I do wonder about one thing, though. The whole notion of just throwing more cheap resources at it has to have a point of diminishing returns. When will we get to the point that Hadoop is working 100X or 1000x more resources than would be needed in a careful architecture? Think about this. If we morph Hadoop into just a newer analytical database platform, sooner or later someone is going to wonder why we have 3 petabytes of drives and only 800 terabytes of data. In fact, how much duplication is in that data? How much wasted space? Drives may be cheap, but even a thousand cheap drives cost something, especially when they’re only 20% utilized.
Hadoop was invented for indexing search and other internet-related activities, not enterprise software. It’s promotion to all forms of analytics is curious. Where did anyone prove that its architecture was right for everything, or did the hype just get sold on being cheap? And what is the TCO over time vs a DW?
And when Hadoop venders say, “Most of our customers are building an Enterprise Data Hubs or (a terrible term) Data Lakes next to their EDW because they are complementary, it begs the question, for analytics in typical organizations, what exactly is complementary? That’s when we hear about sensors and machine-generated data and the social networks. How universal are those needs?
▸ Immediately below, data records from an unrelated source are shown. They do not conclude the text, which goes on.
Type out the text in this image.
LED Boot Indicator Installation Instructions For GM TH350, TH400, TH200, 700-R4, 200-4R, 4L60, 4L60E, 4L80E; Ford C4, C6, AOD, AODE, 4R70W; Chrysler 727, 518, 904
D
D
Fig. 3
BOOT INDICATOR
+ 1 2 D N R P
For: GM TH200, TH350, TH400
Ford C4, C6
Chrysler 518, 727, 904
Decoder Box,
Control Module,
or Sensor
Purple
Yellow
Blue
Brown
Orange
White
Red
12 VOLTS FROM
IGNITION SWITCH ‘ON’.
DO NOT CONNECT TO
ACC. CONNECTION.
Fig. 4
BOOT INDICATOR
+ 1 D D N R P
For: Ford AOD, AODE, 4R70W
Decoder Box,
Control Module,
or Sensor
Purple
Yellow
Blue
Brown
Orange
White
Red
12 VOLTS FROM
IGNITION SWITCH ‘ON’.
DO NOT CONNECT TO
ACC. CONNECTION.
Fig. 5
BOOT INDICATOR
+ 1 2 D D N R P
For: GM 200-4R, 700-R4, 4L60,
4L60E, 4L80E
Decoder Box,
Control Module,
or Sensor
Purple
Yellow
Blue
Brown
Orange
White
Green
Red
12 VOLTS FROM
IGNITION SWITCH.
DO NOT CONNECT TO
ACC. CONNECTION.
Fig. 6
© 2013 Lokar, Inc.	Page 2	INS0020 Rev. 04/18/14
Then there is ETL. Why do it in expensive cycles on your RDBMS data warehouse when you can do it in Hadoop? They need to be reminded that writing code is not quite the same as an ETL tool with versioning, collaboration, reuse, metadata and lots of existing transforms built in. It’s also a little contradictory. If Hadoop is for completely flexibile and novel analysis, who is going to write ETL code for every project? Now there is a real latency: only five minutes to crunch the data and 30 30 days to write the ETL code.
They talk about using Hadoop as an archive to get old data out of a data warehouse, but they fail to mention that that data is unusable with the context that still remains in the DW; nor will it be usable in the DW later after the schema evolves. So what they really mean is use Hadoop as a dump for data you’ll never use but can’t stand to delete, because if you don’t need it in the DW, why do you need it at all?
Despite all this, it’s a tsunami. The horse had left the stable. The train has left the station. Hadoop will grow and expand and probably not even be recognizable as the original Hadoop in a few years and it will replace the RDBMS as the platform of choice for enterprise applications (even if the bulk of application of it will be SQL-based). I guarantee it. So get on top of it or get out of the way.